First, Lord: divine patience. These last days bring an achy back and little feet between ribs and a tendency to wish away the hours. Give her patience. And faith in your timing.
May she be Courageous but Tender enough to be moved by the miracle within her
for it’s the courage that will carry her through contractions, and tenderness that she’ll need on the other side.
When the epidural is offered,
May she draw from every ounce of your strength
(but know that there’s no shame in accepting modern medicine).
Guide her, protect her
When driving to the hospital, changing into The Gown, walking the halls, watching the seismograph that is her contraction, clenching her teeth, gripping her fists, breathing deep, bearing down with all her might, the gravity, the adrenaline, the realization, birthing new life, finding familiar eyes, falling to pieces, and coming back together again. Only different. For ever and always.
Lead her away from insecurity
but not all the way to know-it-all. Carve for her a place that falls somewhere between assured and timid. Allow her the experience of fretting over diaper rash but give her the nerve to tell strangers “hands off” the sleeping newborn.
May she stand tall and walk proud down the path of young motherhood so that from her own experience she will gain wisdom and perspective and faith.
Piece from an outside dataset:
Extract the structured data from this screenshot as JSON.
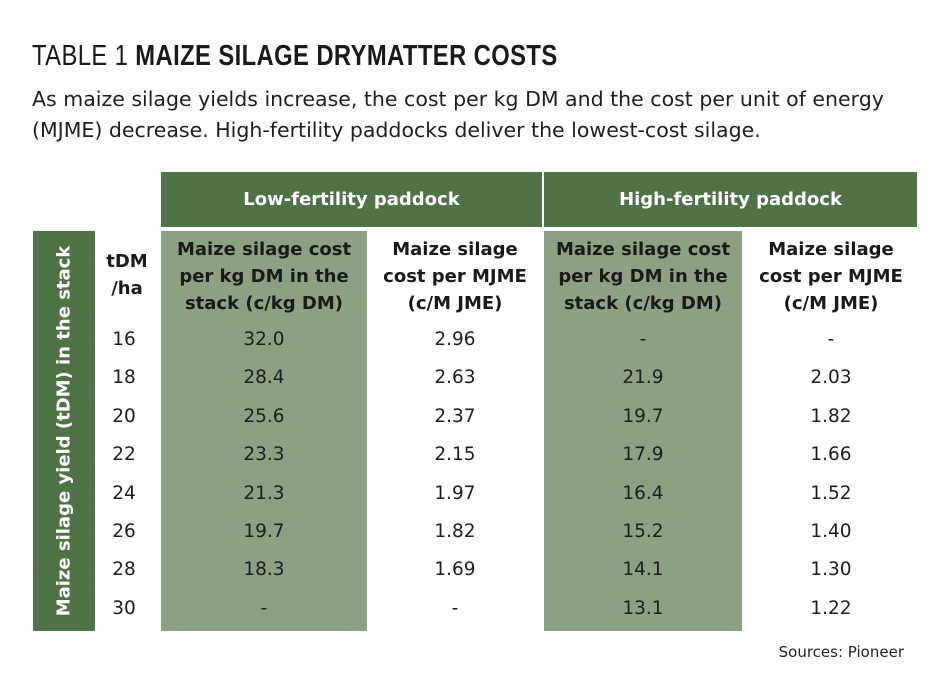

Grant her sleepless nights marked by feedings and diaper changes. These, I know, are weary times but so, too, are they the moments you intended. In the calm quiet and dim light, we come to understand needs greater than our own. We nourish and we soothe and we rock gently back to sleep and all the while love burrows more deeply than ever we thought possible.
O Lord, shut the mouths of well-meaning friends and strangers alike,
that she might be spared the pain of thinly-veiled criticisms and putdowns disguised as compliments. Successfully growing a human being is hard enough without the burden of simultaneously tiptoeing through a minefield of opinions on everything from breastfeeding to safe sleeping positions. May those that have gone before her remember. And shower her with grace.
And when she one day calls to ask how to administer a suppository or calm colic or soothe teething pain,
steady my heart, Lord, because nothing leaves me quite so vulnerable as the distance between us that ties my hands.
Be my eyes, Lord, that I might see her when–just as I did twenty years before–she lies on her bed and intently watches the steady rise and fall of her daughter’s chest as she sleeps, the flutter of her tiny eyelids as she dreams. “So help me if anyone should ever hurt you,” she’ll whisper, as she memorizes every curve of that tiny profile, the purse of sweet rosebud lips. There will come an instant of clarity that will wash over her like a rising tide and finally she will understand a mother’s love.
I suspect it’s as close to yours as one can get.